To start it off I find そう言われると interesting. It is means 'as it was said' , but I am curious as to why it uses the passive form of 言う then also と?
 
Very true, but there's no adversity passive in English. So the classic: 田中さんは雨に降られました。...usually gets some class time.

(but I don't think that's the question)

(And I don't want to even get close to the rabbit hole of ergative languages, which I've never fully "gotten", or gotten at all, I'm not sure.)
 
Very true, but there's no adversity passive in English. So the classic: 田中さんは雨に降られました。...usually gets some class time.

Depends on your dialect and socioeconomic class.

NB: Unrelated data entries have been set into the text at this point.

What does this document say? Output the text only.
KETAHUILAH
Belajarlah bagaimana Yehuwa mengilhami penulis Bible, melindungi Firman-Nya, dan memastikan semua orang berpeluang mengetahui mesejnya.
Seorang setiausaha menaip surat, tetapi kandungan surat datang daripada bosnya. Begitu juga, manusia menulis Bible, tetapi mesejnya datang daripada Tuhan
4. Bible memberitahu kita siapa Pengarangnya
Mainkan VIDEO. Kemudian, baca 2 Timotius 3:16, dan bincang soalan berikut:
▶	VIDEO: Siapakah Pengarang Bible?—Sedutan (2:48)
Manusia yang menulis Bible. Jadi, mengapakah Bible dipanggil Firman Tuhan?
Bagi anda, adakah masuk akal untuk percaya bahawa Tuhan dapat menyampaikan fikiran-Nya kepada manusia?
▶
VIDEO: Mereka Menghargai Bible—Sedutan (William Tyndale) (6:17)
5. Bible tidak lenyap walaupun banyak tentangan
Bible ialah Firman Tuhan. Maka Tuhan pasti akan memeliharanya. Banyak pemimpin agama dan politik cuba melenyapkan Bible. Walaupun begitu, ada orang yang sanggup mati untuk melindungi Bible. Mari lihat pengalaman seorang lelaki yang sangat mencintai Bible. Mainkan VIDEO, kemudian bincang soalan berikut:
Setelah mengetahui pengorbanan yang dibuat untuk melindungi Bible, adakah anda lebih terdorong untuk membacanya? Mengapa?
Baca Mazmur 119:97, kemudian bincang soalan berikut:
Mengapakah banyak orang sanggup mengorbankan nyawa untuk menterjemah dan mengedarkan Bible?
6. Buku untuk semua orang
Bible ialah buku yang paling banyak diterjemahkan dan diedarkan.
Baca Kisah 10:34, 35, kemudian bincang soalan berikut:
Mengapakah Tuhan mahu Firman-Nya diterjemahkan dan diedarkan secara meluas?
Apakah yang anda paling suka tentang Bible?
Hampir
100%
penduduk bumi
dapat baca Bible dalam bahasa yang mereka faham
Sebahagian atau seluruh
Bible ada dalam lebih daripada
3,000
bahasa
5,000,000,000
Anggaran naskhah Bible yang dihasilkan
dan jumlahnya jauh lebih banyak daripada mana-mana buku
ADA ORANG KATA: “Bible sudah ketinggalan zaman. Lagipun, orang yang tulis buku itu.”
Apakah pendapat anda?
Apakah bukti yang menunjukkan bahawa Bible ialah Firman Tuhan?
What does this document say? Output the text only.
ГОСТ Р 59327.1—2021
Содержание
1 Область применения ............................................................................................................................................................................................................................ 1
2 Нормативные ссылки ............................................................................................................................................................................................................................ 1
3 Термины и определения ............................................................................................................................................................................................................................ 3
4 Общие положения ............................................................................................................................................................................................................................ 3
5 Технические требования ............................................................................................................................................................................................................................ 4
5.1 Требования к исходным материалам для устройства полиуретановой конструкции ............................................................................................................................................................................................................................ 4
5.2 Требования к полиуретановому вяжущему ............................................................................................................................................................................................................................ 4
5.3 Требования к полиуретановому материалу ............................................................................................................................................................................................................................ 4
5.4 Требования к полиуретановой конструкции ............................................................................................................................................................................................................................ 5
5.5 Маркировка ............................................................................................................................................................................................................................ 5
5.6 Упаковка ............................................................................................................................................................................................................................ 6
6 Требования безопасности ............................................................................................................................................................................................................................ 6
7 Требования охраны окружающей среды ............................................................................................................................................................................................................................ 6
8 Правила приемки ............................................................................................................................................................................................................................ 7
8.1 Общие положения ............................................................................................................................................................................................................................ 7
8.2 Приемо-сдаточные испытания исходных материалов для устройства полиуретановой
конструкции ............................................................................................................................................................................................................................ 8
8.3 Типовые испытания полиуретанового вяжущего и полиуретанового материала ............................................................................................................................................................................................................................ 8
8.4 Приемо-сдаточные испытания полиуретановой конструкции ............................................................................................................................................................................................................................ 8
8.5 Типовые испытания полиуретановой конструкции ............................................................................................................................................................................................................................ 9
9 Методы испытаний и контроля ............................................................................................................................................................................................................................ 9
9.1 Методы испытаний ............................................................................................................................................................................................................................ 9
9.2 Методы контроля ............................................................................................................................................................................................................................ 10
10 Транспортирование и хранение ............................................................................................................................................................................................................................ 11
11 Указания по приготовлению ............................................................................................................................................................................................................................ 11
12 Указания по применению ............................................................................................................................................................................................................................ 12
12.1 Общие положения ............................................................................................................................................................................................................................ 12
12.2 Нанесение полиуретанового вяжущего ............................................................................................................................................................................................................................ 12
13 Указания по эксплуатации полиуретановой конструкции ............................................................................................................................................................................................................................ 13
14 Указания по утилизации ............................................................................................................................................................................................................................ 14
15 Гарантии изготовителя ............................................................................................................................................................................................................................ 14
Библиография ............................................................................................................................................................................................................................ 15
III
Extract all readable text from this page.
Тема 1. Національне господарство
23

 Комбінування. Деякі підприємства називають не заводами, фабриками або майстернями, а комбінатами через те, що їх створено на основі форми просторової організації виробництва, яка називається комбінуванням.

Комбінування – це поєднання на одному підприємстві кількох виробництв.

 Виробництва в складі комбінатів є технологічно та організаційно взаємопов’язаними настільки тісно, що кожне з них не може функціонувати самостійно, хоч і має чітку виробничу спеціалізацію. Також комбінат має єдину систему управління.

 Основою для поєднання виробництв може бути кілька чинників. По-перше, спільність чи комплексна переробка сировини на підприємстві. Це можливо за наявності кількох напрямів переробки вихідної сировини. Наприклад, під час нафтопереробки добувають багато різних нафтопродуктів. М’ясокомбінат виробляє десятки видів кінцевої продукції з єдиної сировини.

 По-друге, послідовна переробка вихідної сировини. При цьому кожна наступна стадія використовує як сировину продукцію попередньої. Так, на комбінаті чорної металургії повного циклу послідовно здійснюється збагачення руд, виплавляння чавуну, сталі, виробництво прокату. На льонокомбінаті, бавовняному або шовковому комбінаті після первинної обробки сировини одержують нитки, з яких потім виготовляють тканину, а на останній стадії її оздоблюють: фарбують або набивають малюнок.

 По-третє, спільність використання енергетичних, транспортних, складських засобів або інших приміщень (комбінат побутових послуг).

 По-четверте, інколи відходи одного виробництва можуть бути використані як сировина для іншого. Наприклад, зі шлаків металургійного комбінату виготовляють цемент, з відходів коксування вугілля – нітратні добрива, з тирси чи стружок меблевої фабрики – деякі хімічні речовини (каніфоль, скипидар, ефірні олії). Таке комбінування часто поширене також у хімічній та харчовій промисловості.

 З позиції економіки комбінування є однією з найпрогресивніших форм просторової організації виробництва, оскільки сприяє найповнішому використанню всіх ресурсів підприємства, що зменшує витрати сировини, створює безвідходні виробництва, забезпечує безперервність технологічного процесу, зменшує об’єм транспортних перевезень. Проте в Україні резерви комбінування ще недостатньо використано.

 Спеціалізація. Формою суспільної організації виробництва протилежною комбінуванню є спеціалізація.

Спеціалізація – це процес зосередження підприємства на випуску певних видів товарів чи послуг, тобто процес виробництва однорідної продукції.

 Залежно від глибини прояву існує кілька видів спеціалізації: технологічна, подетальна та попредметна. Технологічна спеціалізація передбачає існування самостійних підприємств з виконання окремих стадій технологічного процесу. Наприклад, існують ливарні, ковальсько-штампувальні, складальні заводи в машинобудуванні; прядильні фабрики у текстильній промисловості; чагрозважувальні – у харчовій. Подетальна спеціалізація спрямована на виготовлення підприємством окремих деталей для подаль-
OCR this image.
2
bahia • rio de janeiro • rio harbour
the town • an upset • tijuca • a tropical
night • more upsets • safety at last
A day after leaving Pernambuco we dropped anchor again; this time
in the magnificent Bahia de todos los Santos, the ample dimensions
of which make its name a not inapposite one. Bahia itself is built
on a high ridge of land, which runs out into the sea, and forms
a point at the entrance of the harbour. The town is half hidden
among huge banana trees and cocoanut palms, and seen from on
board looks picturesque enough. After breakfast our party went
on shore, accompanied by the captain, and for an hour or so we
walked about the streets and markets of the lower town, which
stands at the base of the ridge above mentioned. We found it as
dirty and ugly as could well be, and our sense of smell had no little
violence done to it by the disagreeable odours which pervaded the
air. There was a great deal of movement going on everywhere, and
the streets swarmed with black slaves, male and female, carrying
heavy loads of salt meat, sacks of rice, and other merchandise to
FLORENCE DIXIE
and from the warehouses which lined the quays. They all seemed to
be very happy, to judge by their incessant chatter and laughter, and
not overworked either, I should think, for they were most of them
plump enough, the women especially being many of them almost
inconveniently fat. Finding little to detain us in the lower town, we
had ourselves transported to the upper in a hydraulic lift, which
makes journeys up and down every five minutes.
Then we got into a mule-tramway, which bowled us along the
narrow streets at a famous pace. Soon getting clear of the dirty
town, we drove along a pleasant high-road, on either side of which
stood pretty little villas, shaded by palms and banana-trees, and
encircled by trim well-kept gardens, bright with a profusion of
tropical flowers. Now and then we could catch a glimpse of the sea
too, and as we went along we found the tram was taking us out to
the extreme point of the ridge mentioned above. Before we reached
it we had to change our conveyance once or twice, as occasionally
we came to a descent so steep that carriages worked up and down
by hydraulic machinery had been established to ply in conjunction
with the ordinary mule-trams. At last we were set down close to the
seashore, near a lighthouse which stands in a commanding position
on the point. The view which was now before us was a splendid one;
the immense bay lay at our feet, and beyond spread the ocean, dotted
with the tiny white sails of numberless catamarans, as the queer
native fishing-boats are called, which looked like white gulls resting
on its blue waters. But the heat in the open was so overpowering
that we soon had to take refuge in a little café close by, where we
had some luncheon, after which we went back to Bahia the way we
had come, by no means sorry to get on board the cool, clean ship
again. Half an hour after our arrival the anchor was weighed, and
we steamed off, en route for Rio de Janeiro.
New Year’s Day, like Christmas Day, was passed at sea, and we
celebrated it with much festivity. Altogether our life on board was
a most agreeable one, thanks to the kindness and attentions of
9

"Tanaka's aśś got rained on" explains the function of the Japanese adversity passive perfectly where I come from.

Examples such as 彼は犬に死なれた are easily explained by "His dog up and died on him"
 
最近彼たちが喧嘩しなれてた。Does this mean the boys have been fighting lately?
 
To start it off I find そう言われると interesting. It is means 'as it was said' , but I am curious as to why it uses the passive form of 言う
Because the writer/speaker of そう言われると is the one who is said so.

then also と?
It differs depending on the context since it can be conditional, continuous usage, or quotation marker.

Did you read our replies in your previous threads, by the way? Any response?